An FCC spokesperson confirmed no license transfers are involved in the deal; thet would have triggered an FCC review, though the merger will still need to pass muster with antitrust regulators, either the Federal Trade Commission or, more likely, the Department of Justice, which conducts Hart Scott Rodino antitrust reviews of all deals valued at more than $75 million.
"In light of Verizon's efforts to collect data on customers with its 'Supercookie' for advertising, this raises some significant privacy and competition concerns," said Harold Feld, senior vice president at policy advocate Public Knowledge.
In addition to being a content creator, AOL is a major player in the online advertising market, Feld noted,adding "Until the FCC resolves the question of how to apply the telecommunications customer privacy rules to broadband, there is a real danger that Verizon will share customer data collected from its mobile data and FIOS subscribers."
Free Press was quick to argue Verizon could better spend the money elsewhere.

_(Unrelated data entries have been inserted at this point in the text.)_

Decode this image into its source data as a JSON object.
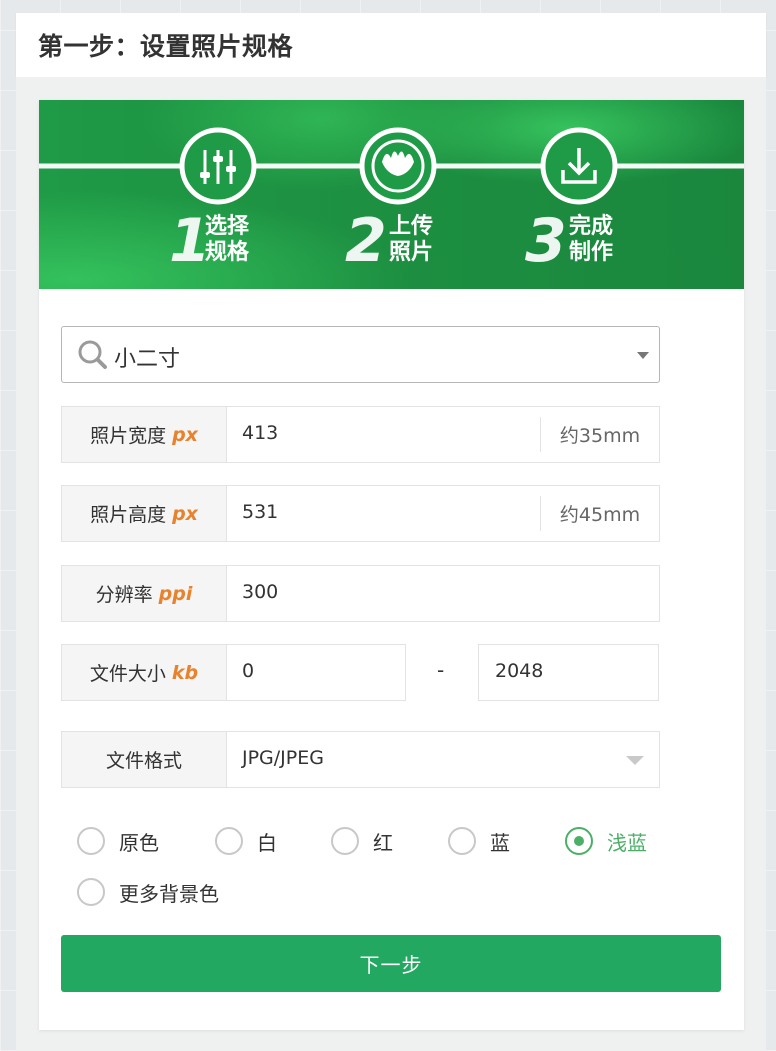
{
  "header": {
    "title": "第一步：设置照片规格"
  },
  "steps": [
    {
      "number": "1",
      "line1": "选择",
      "line2": "规格",
      "icon": "sliders-icon"
    },
    {
      "number": "2",
      "line1": "上传",
      "line2": "照片",
      "icon": "face-icon"
    },
    {
      "number": "3",
      "line1": "完成",
      "line2": "制作",
      "icon": "download-icon"
    }
  ],
  "size_select": {
    "value": "小二寸",
    "icon": "search-icon"
  },
  "width": {
    "label": "照片宽度",
    "unit": "px",
    "value": "413",
    "suffix": "约35mm"
  },
  "height": {
    "label": "照片高度",
    "unit": "px",
    "value": "531",
    "suffix": "约45mm"
  },
  "resolution": {
    "label": "分辨率",
    "unit": "ppi",
    "value": "300"
  },
  "file_size": {
    "label": "文件大小",
    "unit": "kb",
    "min": "0",
    "separator": "-",
    "max": "2048"
  },
  "file_format": {
    "label": "文件格式",
    "value": "JPG/JPEG"
  },
  "background_colors": {
    "options": [
      "原色",
      "白",
      "红",
      "蓝",
      "浅蓝",
      "更多背景色"
    ],
    "selected": "浅蓝"
  },
  "next_button": {
    "label": "下一步"
  },
  "colors": {
    "accent": "#22a860",
    "unit": "#e8822c",
    "banner": "#1f9a46",
    "selected": "#4caf68"
  }
}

"Verizon's acquisition of AOL is yet another example of how Wall Street's short-term mindset shortchanges competition and investment in American infrastructure," Free Press research director Derek Turner said. "For the price it's paying for AOL, Verizon could deploy its FiOS broadband service across the rest of its service area, bringing much needed services and competition to communities like Baltimore, Boston and Buffalo [N.Y.]. Instead, the company is spending a fortune to step outside of its core competency into the content production market, where it has already shown a willingness to censor news coverage. It's hard to see how this transaction is good for anyone but a few brokers and lawyers."